› Por Alfredo Bryce Echenique
Una noche en que regresaba solitario a mi casa, recuerdo haberle escuchado decir a un joven escritor cuyo primer libro se anunciaba por aquellos días, que gracias a Cortázar había aprendido a escribir. Yo estudiaba literatura, también, y cuando apareció aquel primer libro lamenté que aquel joven escritor no hubiese leído a Cortázar antes. En su libro, aparte de unas líneas en que se le iba la mano vía sensibilidad (y que aún recuerdo con cariño), lo que había más bien era un enorme respeto por el sujeto, el verbo y el predicado. Más tarde, en otro libro, sí noté que había leído a Cortázar, porque, aunque sus preocupaciones temáticas eran otras, y también sus resultados, escribía realmente como le venía en gana, y se podía notar que ya no andaba sujeto a normas gramaticales, que la verborrea había desaparecido y que tampoco buscaba ser el que ha predicado. Tenía más bien un problema de lenguaje, pero eso no me disgustaba, por más trabajo que un problema así pueda causarle a un escritor. Ahora como que trataba de compartirlo todo con el lector, vía sensibilidad (un problema de palabras, repito), y buscaba que, en la medida de lo posible, un poco como a Cortázar, se le fuera la mano hasta encontrar la verdadera libertad.

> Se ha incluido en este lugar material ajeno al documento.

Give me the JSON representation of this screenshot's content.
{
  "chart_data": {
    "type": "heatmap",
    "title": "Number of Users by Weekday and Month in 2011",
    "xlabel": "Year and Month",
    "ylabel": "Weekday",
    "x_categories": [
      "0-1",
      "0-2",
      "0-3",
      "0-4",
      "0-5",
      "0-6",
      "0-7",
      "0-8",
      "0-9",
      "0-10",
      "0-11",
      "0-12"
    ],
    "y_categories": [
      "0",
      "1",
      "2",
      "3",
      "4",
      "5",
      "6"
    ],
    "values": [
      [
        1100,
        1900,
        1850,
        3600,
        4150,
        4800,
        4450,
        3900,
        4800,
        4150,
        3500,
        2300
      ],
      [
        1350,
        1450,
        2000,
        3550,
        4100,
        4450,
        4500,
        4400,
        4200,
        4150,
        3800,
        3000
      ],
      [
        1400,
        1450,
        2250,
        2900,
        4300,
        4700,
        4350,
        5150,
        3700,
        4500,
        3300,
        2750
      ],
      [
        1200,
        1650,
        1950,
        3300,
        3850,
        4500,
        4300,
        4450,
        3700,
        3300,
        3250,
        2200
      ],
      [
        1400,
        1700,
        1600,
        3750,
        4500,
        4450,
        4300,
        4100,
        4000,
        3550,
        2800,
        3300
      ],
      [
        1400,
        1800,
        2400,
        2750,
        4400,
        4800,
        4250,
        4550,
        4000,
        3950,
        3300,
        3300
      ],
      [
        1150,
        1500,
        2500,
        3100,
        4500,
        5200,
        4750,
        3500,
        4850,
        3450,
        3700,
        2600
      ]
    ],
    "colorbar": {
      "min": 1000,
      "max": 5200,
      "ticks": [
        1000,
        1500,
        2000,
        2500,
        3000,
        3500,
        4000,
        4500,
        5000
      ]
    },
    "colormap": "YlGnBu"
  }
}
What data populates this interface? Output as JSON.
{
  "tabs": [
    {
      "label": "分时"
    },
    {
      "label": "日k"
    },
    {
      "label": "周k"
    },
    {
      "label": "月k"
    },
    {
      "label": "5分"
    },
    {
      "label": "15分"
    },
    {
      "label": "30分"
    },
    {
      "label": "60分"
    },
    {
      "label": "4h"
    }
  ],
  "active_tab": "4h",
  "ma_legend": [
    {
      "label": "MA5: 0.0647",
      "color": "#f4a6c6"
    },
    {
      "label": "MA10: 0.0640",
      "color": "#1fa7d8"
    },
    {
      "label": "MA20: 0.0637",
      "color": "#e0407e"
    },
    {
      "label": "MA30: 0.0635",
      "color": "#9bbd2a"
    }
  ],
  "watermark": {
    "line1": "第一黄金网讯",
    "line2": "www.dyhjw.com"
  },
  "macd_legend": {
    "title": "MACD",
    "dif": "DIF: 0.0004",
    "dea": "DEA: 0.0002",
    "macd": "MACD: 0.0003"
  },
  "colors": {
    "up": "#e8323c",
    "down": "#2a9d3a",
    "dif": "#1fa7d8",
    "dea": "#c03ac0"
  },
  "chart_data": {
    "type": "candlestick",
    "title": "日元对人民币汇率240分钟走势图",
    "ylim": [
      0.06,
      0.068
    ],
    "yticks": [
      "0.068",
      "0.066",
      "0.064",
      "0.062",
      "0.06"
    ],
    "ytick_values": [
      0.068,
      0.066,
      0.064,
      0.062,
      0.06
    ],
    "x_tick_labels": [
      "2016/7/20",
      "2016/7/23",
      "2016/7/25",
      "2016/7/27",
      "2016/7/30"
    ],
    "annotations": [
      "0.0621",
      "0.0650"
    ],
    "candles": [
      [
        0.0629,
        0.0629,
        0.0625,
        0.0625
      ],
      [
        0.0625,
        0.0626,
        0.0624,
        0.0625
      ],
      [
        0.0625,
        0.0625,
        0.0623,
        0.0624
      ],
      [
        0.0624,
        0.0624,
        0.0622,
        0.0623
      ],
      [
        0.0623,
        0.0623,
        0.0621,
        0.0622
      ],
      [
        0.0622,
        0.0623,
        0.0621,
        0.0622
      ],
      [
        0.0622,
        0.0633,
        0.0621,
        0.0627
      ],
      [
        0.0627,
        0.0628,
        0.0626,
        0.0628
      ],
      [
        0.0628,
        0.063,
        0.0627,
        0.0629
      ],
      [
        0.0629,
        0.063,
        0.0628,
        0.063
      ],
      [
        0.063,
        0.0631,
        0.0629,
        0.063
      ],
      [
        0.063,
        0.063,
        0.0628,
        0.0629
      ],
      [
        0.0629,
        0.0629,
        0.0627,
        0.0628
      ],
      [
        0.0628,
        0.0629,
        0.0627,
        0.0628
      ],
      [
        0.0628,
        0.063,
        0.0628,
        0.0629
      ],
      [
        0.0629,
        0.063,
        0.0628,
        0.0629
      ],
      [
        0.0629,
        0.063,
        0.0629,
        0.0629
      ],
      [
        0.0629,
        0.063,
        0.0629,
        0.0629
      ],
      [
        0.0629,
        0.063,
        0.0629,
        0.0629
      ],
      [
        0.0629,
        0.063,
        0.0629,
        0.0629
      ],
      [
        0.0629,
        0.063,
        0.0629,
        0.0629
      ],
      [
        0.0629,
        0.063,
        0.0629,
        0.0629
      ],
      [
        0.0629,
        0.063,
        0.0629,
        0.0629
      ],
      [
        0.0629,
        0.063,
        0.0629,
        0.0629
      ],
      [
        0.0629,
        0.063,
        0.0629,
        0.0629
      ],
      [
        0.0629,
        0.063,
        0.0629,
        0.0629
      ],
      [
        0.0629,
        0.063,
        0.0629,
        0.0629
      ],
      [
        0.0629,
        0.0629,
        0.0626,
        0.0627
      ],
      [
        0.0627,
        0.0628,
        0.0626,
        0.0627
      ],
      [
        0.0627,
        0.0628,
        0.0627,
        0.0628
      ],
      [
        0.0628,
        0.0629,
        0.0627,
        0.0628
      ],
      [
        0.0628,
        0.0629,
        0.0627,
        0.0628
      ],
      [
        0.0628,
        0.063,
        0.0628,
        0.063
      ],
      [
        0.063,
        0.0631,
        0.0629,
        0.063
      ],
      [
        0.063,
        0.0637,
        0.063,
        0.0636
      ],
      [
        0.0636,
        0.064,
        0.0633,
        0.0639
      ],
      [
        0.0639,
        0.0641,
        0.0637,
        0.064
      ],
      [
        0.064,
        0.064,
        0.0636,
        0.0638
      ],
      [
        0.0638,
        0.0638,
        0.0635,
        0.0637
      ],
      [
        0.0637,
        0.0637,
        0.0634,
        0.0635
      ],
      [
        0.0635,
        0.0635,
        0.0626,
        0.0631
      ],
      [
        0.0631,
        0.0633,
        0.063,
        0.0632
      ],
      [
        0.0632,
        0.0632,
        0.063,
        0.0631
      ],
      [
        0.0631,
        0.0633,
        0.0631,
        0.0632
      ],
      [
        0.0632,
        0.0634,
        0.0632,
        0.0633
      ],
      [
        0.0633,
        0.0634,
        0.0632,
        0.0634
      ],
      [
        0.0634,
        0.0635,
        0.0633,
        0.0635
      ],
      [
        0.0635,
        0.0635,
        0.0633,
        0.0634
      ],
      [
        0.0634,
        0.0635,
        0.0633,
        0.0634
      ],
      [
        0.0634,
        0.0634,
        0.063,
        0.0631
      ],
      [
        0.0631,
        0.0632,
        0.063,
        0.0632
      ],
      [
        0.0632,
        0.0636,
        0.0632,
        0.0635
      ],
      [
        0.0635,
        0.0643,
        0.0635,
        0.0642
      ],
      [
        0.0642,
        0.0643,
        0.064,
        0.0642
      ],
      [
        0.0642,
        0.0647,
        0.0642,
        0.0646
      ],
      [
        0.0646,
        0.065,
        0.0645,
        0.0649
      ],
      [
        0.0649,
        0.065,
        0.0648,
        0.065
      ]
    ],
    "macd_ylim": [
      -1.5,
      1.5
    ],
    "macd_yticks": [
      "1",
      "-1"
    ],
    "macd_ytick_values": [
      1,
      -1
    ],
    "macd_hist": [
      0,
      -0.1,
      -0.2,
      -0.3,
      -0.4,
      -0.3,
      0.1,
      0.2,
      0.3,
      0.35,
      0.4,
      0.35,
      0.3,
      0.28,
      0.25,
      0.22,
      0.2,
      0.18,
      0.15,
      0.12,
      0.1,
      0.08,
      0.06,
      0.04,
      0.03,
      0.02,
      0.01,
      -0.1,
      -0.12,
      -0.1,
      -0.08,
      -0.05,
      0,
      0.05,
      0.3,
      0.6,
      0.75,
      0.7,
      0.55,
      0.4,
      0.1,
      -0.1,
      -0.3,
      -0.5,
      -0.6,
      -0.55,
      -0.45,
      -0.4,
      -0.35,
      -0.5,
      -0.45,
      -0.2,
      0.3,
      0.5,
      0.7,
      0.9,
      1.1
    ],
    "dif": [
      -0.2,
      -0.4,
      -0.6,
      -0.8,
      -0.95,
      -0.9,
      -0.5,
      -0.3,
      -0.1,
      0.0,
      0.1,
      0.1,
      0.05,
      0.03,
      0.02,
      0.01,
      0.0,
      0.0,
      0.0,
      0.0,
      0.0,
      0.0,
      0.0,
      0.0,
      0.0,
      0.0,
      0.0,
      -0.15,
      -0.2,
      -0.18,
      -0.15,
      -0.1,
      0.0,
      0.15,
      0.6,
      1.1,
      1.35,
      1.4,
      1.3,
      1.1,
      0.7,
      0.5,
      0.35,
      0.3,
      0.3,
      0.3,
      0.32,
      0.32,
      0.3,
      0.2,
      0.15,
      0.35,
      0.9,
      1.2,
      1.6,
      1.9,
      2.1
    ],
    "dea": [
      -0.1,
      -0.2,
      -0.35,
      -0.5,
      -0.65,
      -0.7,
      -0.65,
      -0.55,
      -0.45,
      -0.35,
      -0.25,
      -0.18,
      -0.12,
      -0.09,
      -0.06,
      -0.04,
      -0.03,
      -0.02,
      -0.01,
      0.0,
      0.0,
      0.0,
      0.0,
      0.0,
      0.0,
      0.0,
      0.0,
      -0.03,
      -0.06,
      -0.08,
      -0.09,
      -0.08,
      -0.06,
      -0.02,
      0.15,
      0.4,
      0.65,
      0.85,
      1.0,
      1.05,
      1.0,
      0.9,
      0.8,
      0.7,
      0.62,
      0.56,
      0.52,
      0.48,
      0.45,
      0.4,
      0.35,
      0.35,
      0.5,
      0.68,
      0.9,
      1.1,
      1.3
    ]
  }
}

Pero dejemos a ese joven escritor. Me sería fácil hablar de él porque le veo casi todos los días. Y no digo todos los días, porque hay veces que se duerme veinticuatro horas seguidas y entonces no lo ve ni Dios. En cambio a Cortázar lo he visto pocas veces en mi vida, y quiero contar cómo fue, aunque no sea más que por el bien que le hizo a aquel gran dormilón. La primera vez que vi a Julio Cortázar, en mis épocas de estudiante, fue aplaudiendo con unas manos largas, con sus dedos tan largos como Rayuela, y obviamente tan imprescindibles como los capítulos prescindibles de Rayuela. Además, porque aunque Cortázar haya escrito un libro que el Times Litterary Supplement calificó de tan importante como el Ulises de Joyce (te cuento, Julio), sólo tiene diez dedos y, como cualquier común mortal, ningún deseo de perderlos. Sólo diez. Mitificadores que son.
Bueno, decía que estaba aplaudiendo y añado que sonreía, que le sonreía a otro escritor que acababa de pronunciar un discurso de esos que uno empieza a mirar si ya llegó la policía. Cortázar era un hombre de unos veinticinco años, treinta máximo, para que no sigan llamándome exagerado. Me cayó muy simpático, sobre todo estoy seguro de que, al mismo tiempo que aplaudía, estaba pensando en lecturas Zen y preguntándose cómo era el sonido de una sola mano al aplaudir. Ahora recuerdo que yo andaba leyendo El cazador oculto por aquellos días, pero que esa noche regresé a leer cualquier libro de Cortázar, porque con él me sucede siempre que el libro suyo que me gusta más es el que estoy leyendo en ese momento. Tremenda desilusión. Decía el libro que Cortázar había nacido en 1914. Tenía pues, cincuenta años. O sea que yo había visto al hijo de Cortázar.